The skeleton, flown out of Addis Ababa on Sunday, will be displayed across US museums with the aim of arousing tourist interest in a country better known to the outside world for famine, floods and other human suffering.

"The country needs to improve its image to the outside world," said Hapte-Sellasie Tafesse, a member of the Lucy Protection Committee and a former tourism minister.

"Lucy's tour is one of the tools by which this can be achieved. What's the use if the fossil is only used as a slogan when it can boost the country's tourism industry by gaining publicity," he said.

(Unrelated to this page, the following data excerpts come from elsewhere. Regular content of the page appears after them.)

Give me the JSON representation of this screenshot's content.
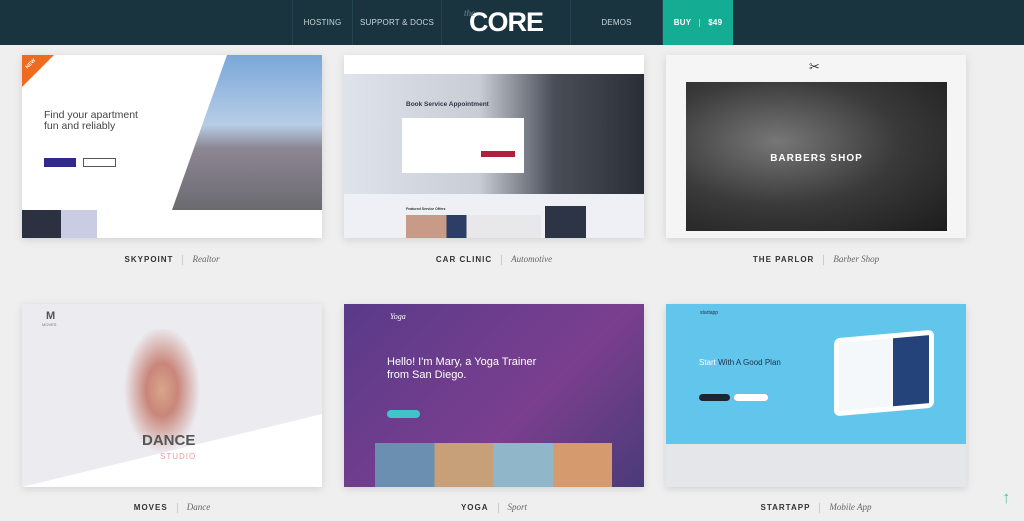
{
  "header": {
    "nav": [
      "HOSTING",
      "SUPPORT & DOCS"
    ],
    "logo_small": "the",
    "logo": "CORE",
    "demos": "DEMOS",
    "buy": "BUY",
    "price": "$49"
  },
  "colors": {
    "header": "#19343f",
    "accent": "#15ac94",
    "background": "#efefef"
  },
  "demos": [
    {
      "name": "SKYPOINT",
      "category": "Realtor",
      "badge": "NEW",
      "headline": "Find your apartment fun and reliably"
    },
    {
      "name": "CAR CLINIC",
      "category": "Automotive",
      "headline": "Book Service Appointment",
      "sub": "Featured Service Offers"
    },
    {
      "name": "THE PARLOR",
      "category": "Barber Shop",
      "headline": "BARBERS SHOP"
    },
    {
      "name": "MOVES",
      "category": "Dance",
      "logo": "M",
      "logo_text": "MOVES",
      "headline": "DANCE",
      "sub": "STUDIO"
    },
    {
      "name": "YOGA",
      "category": "Sport",
      "logo": "Yoga",
      "headline": "Hello! I'm Mary, a Yoga Trainer from San Diego."
    },
    {
      "name": "STARTAPP",
      "category": "Mobile App",
      "logo": "startapp",
      "headline_accent": "Start",
      "headline": "With A Good Plan"
    }
  ],
  "scroll_top_icon": "arrow-up-icon"
}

"New fossils are being found constantly in Ethiopia. The country should take advantage of Lucy before it loses its value," Hapte-Sellasie told AFP.

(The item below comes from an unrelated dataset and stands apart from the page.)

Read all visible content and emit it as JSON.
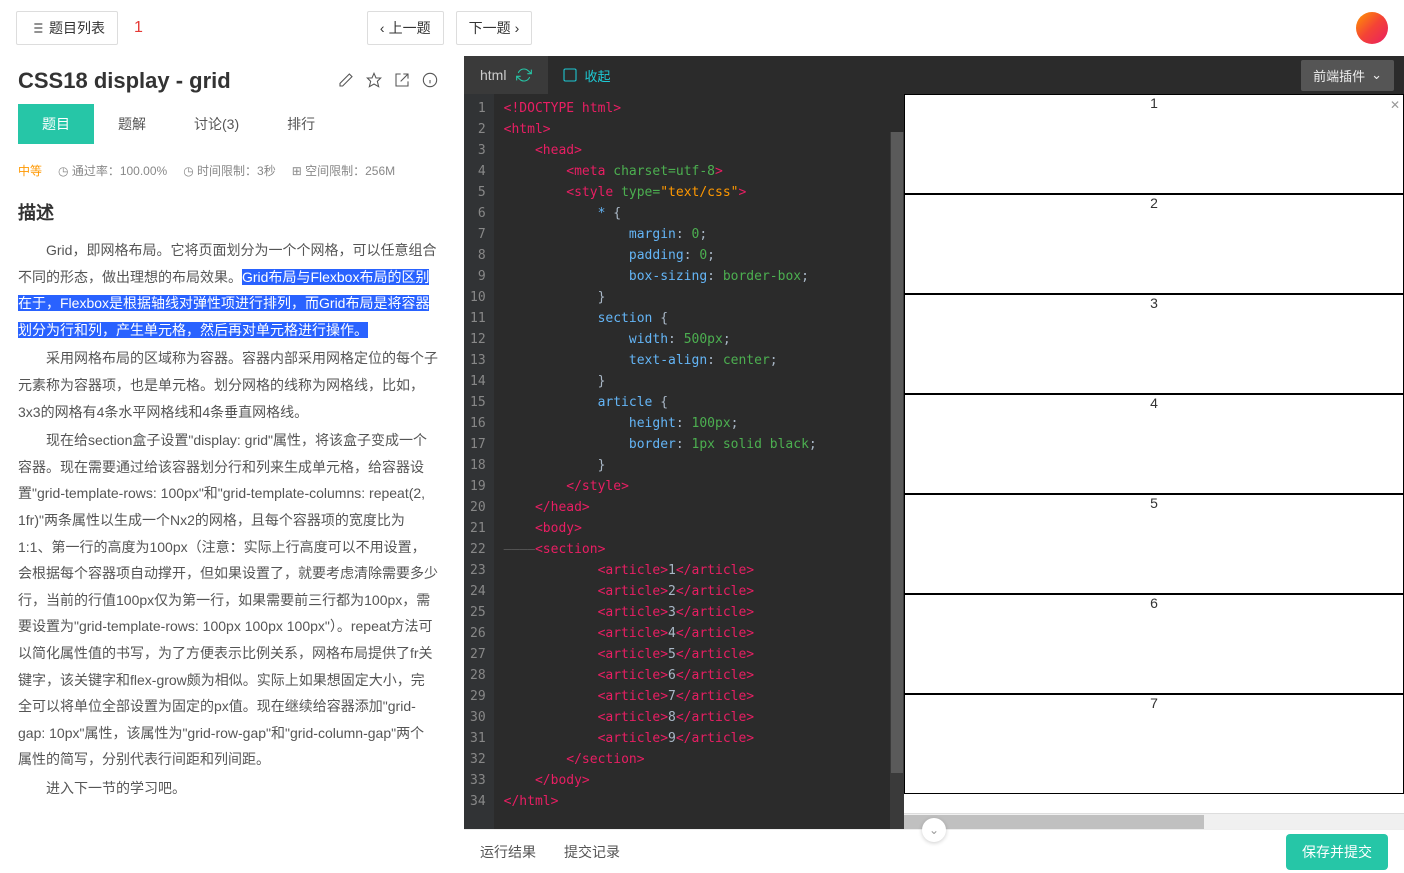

From 31 August, Lucy will enjoy top billing among 200 other Ethiopian heritage exhibits that will tour museums in 10 US cities for six years, beginning with the Houston Museum of Natural Sciences in Texas.

Lucy, named after the Beatles' song "Lucy in the Sky with Diamonds," was discovered by American paleontologists Donald Johanson and Tom Gray in 1974 in Ethiopia's northern Afar region.

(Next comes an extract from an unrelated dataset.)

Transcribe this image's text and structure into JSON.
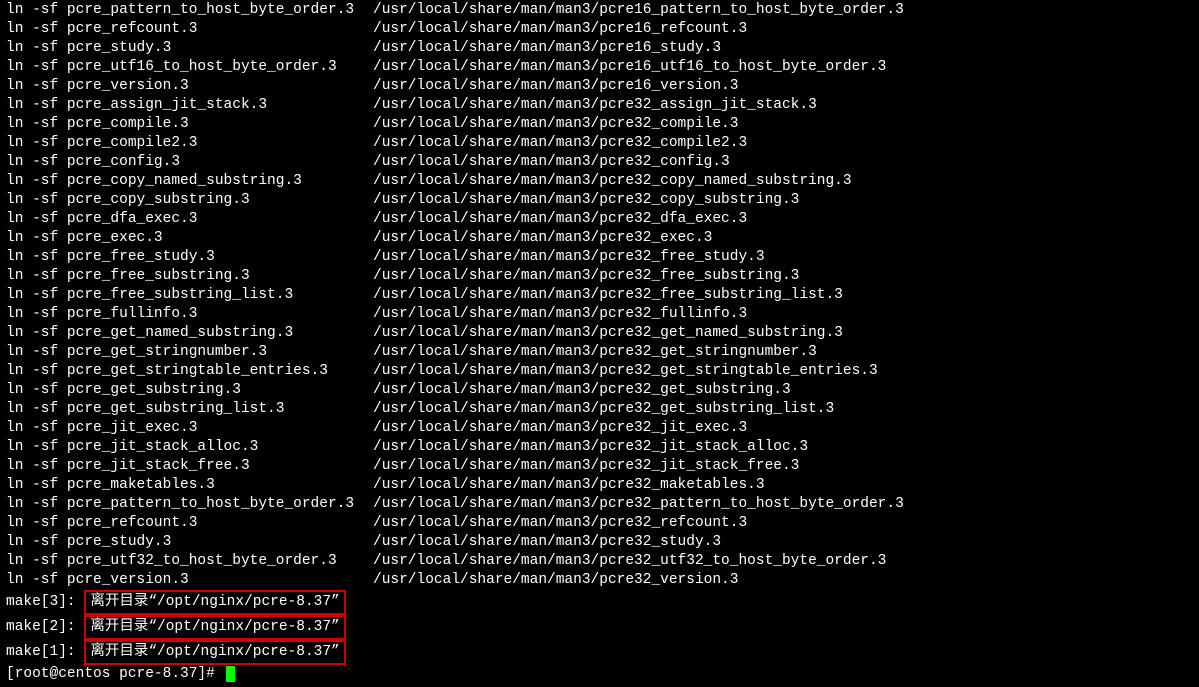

She was sent overseas just once ? for laboratory tests in the United States after being unearthed. Since then, Lucy has been stored in a special vault with a replica on display at the National Museum of Ethiopia in Addis Ababa.

Lucy, part of a hotly disputed branch of the human tree known as Australopithecus afarensis, was for more than 20 years the earliest known member of the hominid family.

Hominids are primates who split from apes between five and seven million years ago and are considered the forerunners of anatomically modern humans, who appeared on the scene about 200 0000 years ago.

The discovery of several hominids in Ethiopia's Afar region has failed to boost tourists put off by political turmoil and natural calamities that have wracked the Horn of Africa nation.